Les années de formation intellectuelle et d’éducation sentimentale vont se passer à Neuchâtel — dont il écrira qu’elle reste « la part secrète et persistante de (sa) patrie helvétique » puis en Allemagne, et c’est elles qu’on retrouve dans le dernier roman, sans doute le plus fidèle, en profondeur, à la biographie de son auteur, je veux parler de La Pêche miraculeuse. Première esquisse de cette œuvre maîtresse, Montclarb cependant demeure mon préféré dans la trilogie romanesque de Pourtalès, pour la densité de son style et les élans d’une sensualité pure et toujours sensible, alors bien rare dans les lettres françaises.

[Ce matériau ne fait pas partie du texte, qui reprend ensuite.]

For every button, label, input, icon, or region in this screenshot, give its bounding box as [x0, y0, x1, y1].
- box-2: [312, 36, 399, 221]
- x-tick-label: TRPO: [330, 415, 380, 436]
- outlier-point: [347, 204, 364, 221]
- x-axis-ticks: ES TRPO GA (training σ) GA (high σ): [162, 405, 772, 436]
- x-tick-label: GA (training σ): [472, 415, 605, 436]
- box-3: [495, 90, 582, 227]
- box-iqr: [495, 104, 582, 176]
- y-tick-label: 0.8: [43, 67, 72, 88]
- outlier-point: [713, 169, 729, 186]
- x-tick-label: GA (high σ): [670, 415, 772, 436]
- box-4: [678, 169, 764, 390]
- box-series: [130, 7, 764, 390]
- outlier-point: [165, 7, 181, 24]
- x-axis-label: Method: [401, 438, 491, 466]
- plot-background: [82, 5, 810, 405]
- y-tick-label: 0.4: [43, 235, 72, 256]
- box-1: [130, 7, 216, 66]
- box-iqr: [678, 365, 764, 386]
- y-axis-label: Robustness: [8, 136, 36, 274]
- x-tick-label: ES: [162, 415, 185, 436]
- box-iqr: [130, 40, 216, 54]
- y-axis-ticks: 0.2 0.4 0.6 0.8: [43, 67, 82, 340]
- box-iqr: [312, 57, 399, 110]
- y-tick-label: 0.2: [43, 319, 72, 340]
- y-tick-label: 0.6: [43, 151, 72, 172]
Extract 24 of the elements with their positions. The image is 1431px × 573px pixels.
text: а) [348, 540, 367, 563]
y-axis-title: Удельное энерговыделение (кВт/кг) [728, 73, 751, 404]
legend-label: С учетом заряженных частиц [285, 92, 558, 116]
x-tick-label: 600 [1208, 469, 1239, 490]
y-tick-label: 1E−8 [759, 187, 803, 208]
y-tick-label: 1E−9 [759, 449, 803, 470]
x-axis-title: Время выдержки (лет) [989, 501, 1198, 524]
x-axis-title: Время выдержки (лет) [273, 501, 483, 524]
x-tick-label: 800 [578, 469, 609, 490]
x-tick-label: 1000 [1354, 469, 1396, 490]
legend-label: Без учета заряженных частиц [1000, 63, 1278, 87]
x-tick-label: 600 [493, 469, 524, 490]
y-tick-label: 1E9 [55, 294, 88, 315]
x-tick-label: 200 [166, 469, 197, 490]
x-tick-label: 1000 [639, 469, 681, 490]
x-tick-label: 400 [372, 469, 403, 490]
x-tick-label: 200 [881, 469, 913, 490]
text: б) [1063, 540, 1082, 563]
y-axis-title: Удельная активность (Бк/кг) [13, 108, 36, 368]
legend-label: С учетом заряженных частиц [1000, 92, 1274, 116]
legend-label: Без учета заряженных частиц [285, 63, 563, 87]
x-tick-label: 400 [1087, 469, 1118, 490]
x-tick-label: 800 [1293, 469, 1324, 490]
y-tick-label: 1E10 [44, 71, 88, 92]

L’épanouissement s’opère en Allemagne, par la grâce de la musique, à l’âge où se précise une vocation : ce sera celle d’un sensuel-sentimental toujours lucide mais sans cynisme, dont la quête en fin de compte mystique n’approchera et ne saisira parfois les secrets de l’ordre et de la paix que dans l’amour transcendental de Bach. [p. 10] Et c’est tout le romantisme européen que vont réveiller parmi nous, dans les années de l’entre-deux-guerres, les quatre Vies si fameuses de Franz Liszt, de Chopin ou le poète, de Wagner et de Berlioz, que viennent compléter un Louis II de Bavière et un Nietzsche en Italie, formant ensemble une œuvre inégalée dans la restitution d’une ère par l’évocation de ses génies.
Ajoutons à tout cela la dimension anglaise : les remarquables traductions de Shakespeare jouées par les Pitoëff, avec des musiques de scène d’Honegger, et nous aurons reconstitué à la fois l’histoire de l’œuvre, microcosme de celle d’une famille, et l’histoire la plus intime de son auteur.
L’exposition du centenaire va le faire voir : avec une élégance désinvolte et modeste, Guy de Pourtalès prend aujourd’hui sa juste place, celle du plus naturellement européen des écrivains de langue française dans notre siècle.